Security researchers have uncovered a new Android banking trojan, named Herodotus, which is being used in active campaigns targeting users in Italy and Brazil. The malware aims for device takeover, or DTO, and stands out because it deliberately mimics human typing patterns to evade timing-based, behaviour-only anti-fraud systems.
What Herodotus is, and where it came from
Herodotus was first promoted on underground forums on September 7, 2025, as a malware-as-a-service offering that supports Android versions 9 through 16. While it is not a direct successor to the Brokewell banking trojan, Herodotus borrows several techniques from older strains, including similar obfuscation methods, and contains references such as BRKWL_JAVA in its code.
How the malware works, technical highlights
The operators distribute Herodotus using dropper apps that impersonate legitimate apps, for example, a fake Google Chrome package named com.cd3.app.
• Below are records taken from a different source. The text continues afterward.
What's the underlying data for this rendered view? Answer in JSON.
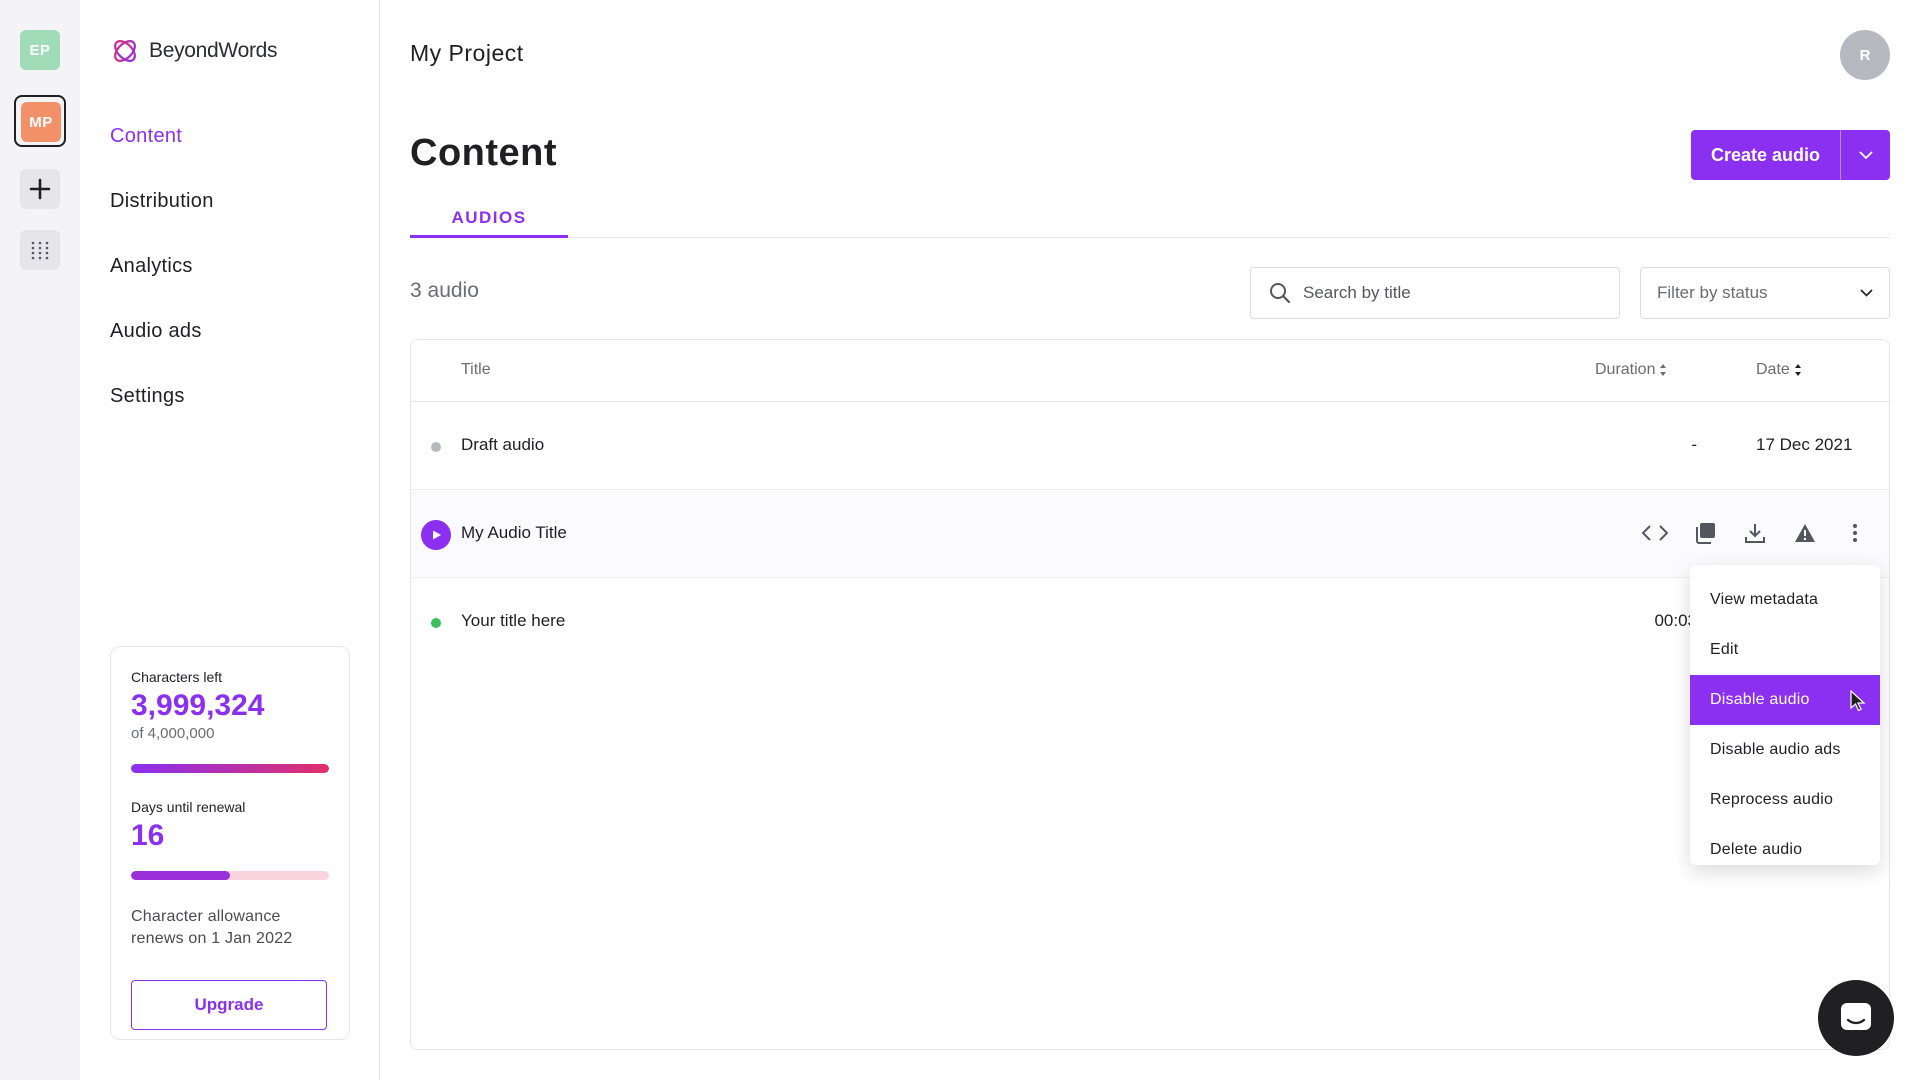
{
  "rail": {
    "projects": [
      {
        "initials": "EP",
        "color": "#9fdcb7"
      },
      {
        "initials": "MP",
        "color": "#f2906a",
        "selected": true
      }
    ],
    "icons": [
      "plus-icon",
      "apps-grid-icon"
    ]
  },
  "brand": {
    "name": "BeyondWords",
    "accent": "#8b2ff0"
  },
  "nav": {
    "items": [
      {
        "label": "Content",
        "active": true
      },
      {
        "label": "Distribution"
      },
      {
        "label": "Analytics"
      },
      {
        "label": "Audio ads"
      },
      {
        "label": "Settings"
      }
    ]
  },
  "usage": {
    "chars_label": "Characters left",
    "chars_value": "3,999,324",
    "chars_total": "of 4,000,000",
    "chars_fraction": 0.9998,
    "days_label": "Days until renewal",
    "days_value": "16",
    "days_fraction": 0.5,
    "note": "Character allowance renews on 1 Jan 2022",
    "upgrade_label": "Upgrade"
  },
  "header": {
    "project": "My Project",
    "avatar": "R"
  },
  "content": {
    "title": "Content",
    "create_label": "Create audio",
    "tab": "AUDIOS",
    "count": "3 audio",
    "search_placeholder": "Search by title",
    "filter_placeholder": "Filter by status"
  },
  "table": {
    "columns": {
      "title": "Title",
      "duration": "Duration",
      "date": "Date"
    },
    "rows": [
      {
        "title": "Draft audio",
        "duration": "-",
        "date": "17 Dec 2021",
        "status": "draft",
        "status_color": "#b8b8c0"
      },
      {
        "title": "My Audio Title",
        "duration": "",
        "date": "",
        "status": "playing",
        "hovered": true
      },
      {
        "title": "Your title here",
        "duration": "00:03",
        "date": "",
        "status": "processed",
        "status_color": "#3bbf5a"
      }
    ],
    "row_actions": [
      "embed-code-icon",
      "copy-icon",
      "download-icon",
      "warning-icon",
      "more-vertical-icon"
    ]
  },
  "context_menu": {
    "items": [
      {
        "label": "View metadata"
      },
      {
        "label": "Edit"
      },
      {
        "label": "Disable audio",
        "highlighted": true
      },
      {
        "label": "Disable audio ads"
      },
      {
        "label": "Reprocess audio"
      },
      {
        "label": "Delete audio"
      }
    ]
  }
}
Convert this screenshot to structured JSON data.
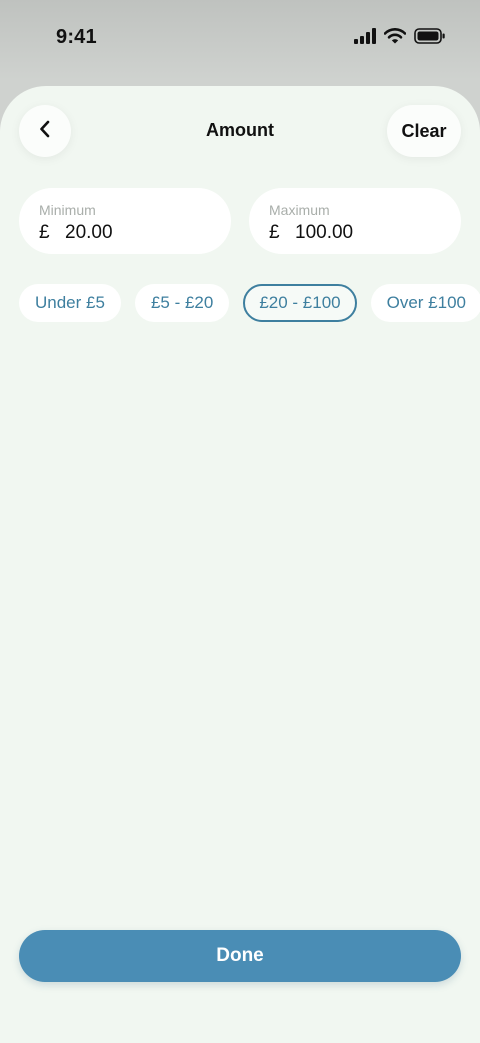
{
  "status_bar": {
    "time": "9:41",
    "icons": [
      "signal-icon",
      "wifi-icon",
      "battery-icon"
    ]
  },
  "header": {
    "title": "Amount",
    "back_icon": "chevron-left-icon",
    "clear_label": "Clear"
  },
  "amount": {
    "minimum": {
      "label": "Minimum",
      "currency": "£",
      "value": "20.00"
    },
    "maximum": {
      "label": "Maximum",
      "currency": "£",
      "value": "100.00"
    }
  },
  "ranges": [
    {
      "label": "Under £5",
      "selected": false
    },
    {
      "label": "£5 - £20",
      "selected": false
    },
    {
      "label": "£20 - £100",
      "selected": true
    },
    {
      "label": "Over £100",
      "selected": false
    }
  ],
  "footer": {
    "done_label": "Done"
  },
  "colors": {
    "accent": "#4a8db5",
    "chip_text": "#3e7f9f",
    "sheet_background": "#f1f7f1"
  }
}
These droppers are pushed via SMS phishing and social engineering, and once installed, they request a set of high-risk permissions, including the ability to install additional APKs without using the Google Play Store.
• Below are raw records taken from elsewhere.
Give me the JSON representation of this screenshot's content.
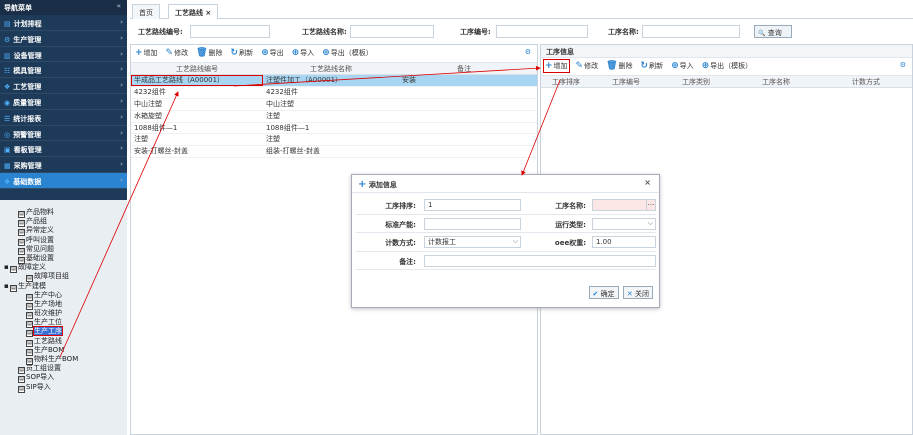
{
  "sidebar": {
    "title": "导航菜单",
    "collapse_glyph": "«",
    "menu": [
      {
        "label": "计划排程",
        "icon": "calendar-icon",
        "glyph": "▤"
      },
      {
        "label": "生产管理",
        "icon": "gear-icon",
        "glyph": "⚙"
      },
      {
        "label": "设备管理",
        "icon": "equipment-icon",
        "glyph": "▥"
      },
      {
        "label": "模具管理",
        "icon": "mold-icon",
        "glyph": "☷"
      },
      {
        "label": "工艺管理",
        "icon": "process-icon",
        "glyph": "❖"
      },
      {
        "label": "质量管理",
        "icon": "quality-icon",
        "glyph": "◉"
      },
      {
        "label": "统计报表",
        "icon": "chart-icon",
        "glyph": "☰"
      },
      {
        "label": "预警管理",
        "icon": "warning-icon",
        "glyph": "◎"
      },
      {
        "label": "看板管理",
        "icon": "board-icon",
        "glyph": "▣"
      },
      {
        "label": "采购管理",
        "icon": "cart-icon",
        "glyph": "▦"
      },
      {
        "label": "基础数据",
        "icon": "data-icon",
        "glyph": "❖"
      }
    ],
    "tree": [
      {
        "label": "产品物料",
        "level": 1,
        "pm": ""
      },
      {
        "label": "产品组",
        "level": 1,
        "pm": ""
      },
      {
        "label": "异常定义",
        "level": 1,
        "pm": ""
      },
      {
        "label": "呼叫设置",
        "level": 1,
        "pm": ""
      },
      {
        "label": "常见问题",
        "level": 1,
        "pm": ""
      },
      {
        "label": "基础设置",
        "level": 1,
        "pm": ""
      },
      {
        "label": "故障定义",
        "level": 0,
        "pm": "▪"
      },
      {
        "label": "故障项目组",
        "level": 2,
        "pm": ""
      },
      {
        "label": "生产建模",
        "level": 0,
        "pm": "▪"
      },
      {
        "label": "生产中心",
        "level": 2,
        "pm": ""
      },
      {
        "label": "生产场地",
        "level": 2,
        "pm": ""
      },
      {
        "label": "班次维护",
        "level": 2,
        "pm": ""
      },
      {
        "label": "生产工位",
        "level": 2,
        "pm": ""
      },
      {
        "label": "生产工序",
        "level": 2,
        "pm": ""
      },
      {
        "label": "工艺路线",
        "level": 2,
        "pm": ""
      },
      {
        "label": "生产BOM",
        "level": 2,
        "pm": ""
      },
      {
        "label": "物料生产BOM",
        "level": 2,
        "pm": ""
      },
      {
        "label": "员工组设置",
        "level": 1,
        "pm": ""
      },
      {
        "label": "SOP导入",
        "level": 1,
        "pm": ""
      },
      {
        "label": "SIP导入",
        "level": 1,
        "pm": ""
      }
    ]
  },
  "tabs": [
    {
      "label": "首页"
    },
    {
      "label": "工艺路线 ×"
    }
  ],
  "filter": {
    "route_code_label": "工艺路线编号:",
    "route_name_label": "工艺路线名称:",
    "process_code_label": "工序编号:",
    "process_name_label": "工序名称:",
    "search_label": "查询",
    "search_glyph": "🔍"
  },
  "left_panel": {
    "toolbar": [
      {
        "label": "增加",
        "glyph": "+",
        "icon": "add-icon"
      },
      {
        "label": "修改",
        "glyph": "✎",
        "icon": "edit-icon"
      },
      {
        "label": "删除",
        "glyph": "🗑",
        "icon": "delete-icon"
      },
      {
        "label": "刷新",
        "glyph": "↻",
        "icon": "refresh-icon"
      },
      {
        "label": "导出",
        "glyph": "⊕",
        "icon": "export-icon"
      },
      {
        "label": "导入",
        "glyph": "⊕",
        "icon": "import-icon"
      },
      {
        "label": "导出（模板）",
        "glyph": "⊕",
        "icon": "export-template-icon"
      }
    ],
    "gear_glyph": "⚙",
    "columns": [
      "工艺路线编号",
      "工艺路线名称",
      "备注"
    ],
    "rows": [
      [
        "半成品工艺路线（A00001）",
        "注塑件加工（A00001）",
        "安装"
      ],
      [
        "4232组件",
        "4232组件",
        ""
      ],
      [
        "中山注塑",
        "中山注塑",
        ""
      ],
      [
        "水箱旋塑",
        "注塑",
        ""
      ],
      [
        "1088组件—1",
        "1088组件—1",
        ""
      ],
      [
        "注塑",
        "注塑",
        ""
      ],
      [
        "安装-打螺丝-封盖",
        "组装-打螺丝-封盖",
        ""
      ]
    ]
  },
  "right_panel": {
    "title": "工序信息",
    "toolbar": [
      {
        "label": "增加",
        "glyph": "+",
        "icon": "add-icon"
      },
      {
        "label": "修改",
        "glyph": "✎",
        "icon": "edit-icon"
      },
      {
        "label": "删除",
        "glyph": "🗑",
        "icon": "delete-icon"
      },
      {
        "label": "刷新",
        "glyph": "↻",
        "icon": "refresh-icon"
      },
      {
        "label": "导入",
        "glyph": "⊕",
        "icon": "import-icon"
      },
      {
        "label": "导出（模板）",
        "glyph": "⊕",
        "icon": "export-template-icon"
      }
    ],
    "gear_glyph": "⚙",
    "columns": [
      "工序排序",
      "工序编号",
      "工序类别",
      "工序名称",
      "计数方式"
    ]
  },
  "modal": {
    "title": "添加信息",
    "plus_glyph": "+",
    "close_glyph": "×",
    "fields": {
      "order_label": "工序排序:",
      "order_value": "1",
      "name_label": "工序名称:",
      "name_value": "",
      "capacity_label": "标准产能:",
      "capacity_value": "",
      "run_type_label": "运行类型:",
      "run_type_value": "",
      "count_label": "计数方式:",
      "count_value": "计数报工",
      "oee_label": "oee权重:",
      "oee_value": "1.00",
      "remark_label": "备注:",
      "remark_value": ""
    },
    "ellipsis": "...",
    "chevron": "⌵",
    "confirm_label": "确定",
    "confirm_glyph": "✔",
    "cancel_label": "关闭",
    "cancel_glyph": "✕"
  },
  "colors": {
    "sidebar_bg": "#1d3a59",
    "active_blue": "#2a84d0",
    "selection_row": "#a8d6f2",
    "annotation_red": "#dd0000"
  }
}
Key capabilities include, but are not limited to, the following,
- abusing Android accessibility services to interact with the screen,
- deploying opaque overlay pages to present fake login screens over real banking apps,
- intercepting and exfiltrating screen content, SMS messages, and two-factor authentication codes,
- extracting lockscreen PINs or patterns, and installing remote payloads,
- granting themselves elevated permissions needed to persist and act inside live sessions.
The human-like typing trick, and why it matters
Herodotus introduces randomized delays between simulated keystrokes, ranging from 300 to 3000 milliseconds (0.3 to 3 seconds). This timing randomization imitates how a real user types, reducing the likelihood that behaviour-only anti-fraud systems will flag the input as automated. By adding these human-like pauses, threat actors try to blend malicious actions into normal user behaviour, making detection significantly harder for defenses that rely on input timing and rhythm.
Broader targeting and ongoing development
Threat actors behind Herodotus appear to be expanding targets beyond Italy and Brazil. Researchers recovered overlay templates aimed at financial organisations in the United States, Turkey, the United Kingdom, and Poland, and also at cryptocurrency wallets and exchanges. The malware is under active development, and its operators appear focused on maintaining persistence during live sessions, rather than limiting themselves to stealing static credentials.
Related threats, context from recent activity
Other Android threats continue to evolve, for example, GhostGrab, which combines credential harvesting with covert Monero mining, representing a dual-revenue model for attackers. Like Herodotus, GhostGrab abuses permissions and social engineering to infiltrate devices, illustrating a broader trend, where mobile malware mixes financial theft with additional monetization techniques.
Risks to users and organisations
Herodotus poses several risks, including,
- account takeover, via stolen credentials and intercepted OTPs,
- fraud and unauthorised transactions, including on banking and crypto accounts,
- identity theft, through collection of personal data and forged WebView KYC forms,
- persistent device compromise, due to aggressive permission escalation and remote APK installs.
Practical mitigation recommendations, for individuals and defenders
For individuals, consider these steps,
- avoid opening SMS links from unknown senders, verify links directly with the institution,
- install apps only from trusted stores, and scrutinise permissions that request package installation rights,
- disable unnecessary accessibility permissions, and review apps that have those permissions enabled,
- enable device-level protections, such as Play Protect, and use strong, unique passwords with hardware security keys where available.
For organisations and security teams, consider the following,
- incorporate multi-factor signals, beyond behaviour-only timing, for fraud detection, (for example, device posture, geolocation, and session consistency),
- monitor for overlay and WebView abuse indicators, and instrument apps to detect foreground overlays,
- educate customers about phishing droppers masquerading as legitimate apps, and provide clear guidance on safe app installation practices,
- apply runtime protections, hardening, and tamper detection within mobile apps to reduce the effectiveness of automated overlays.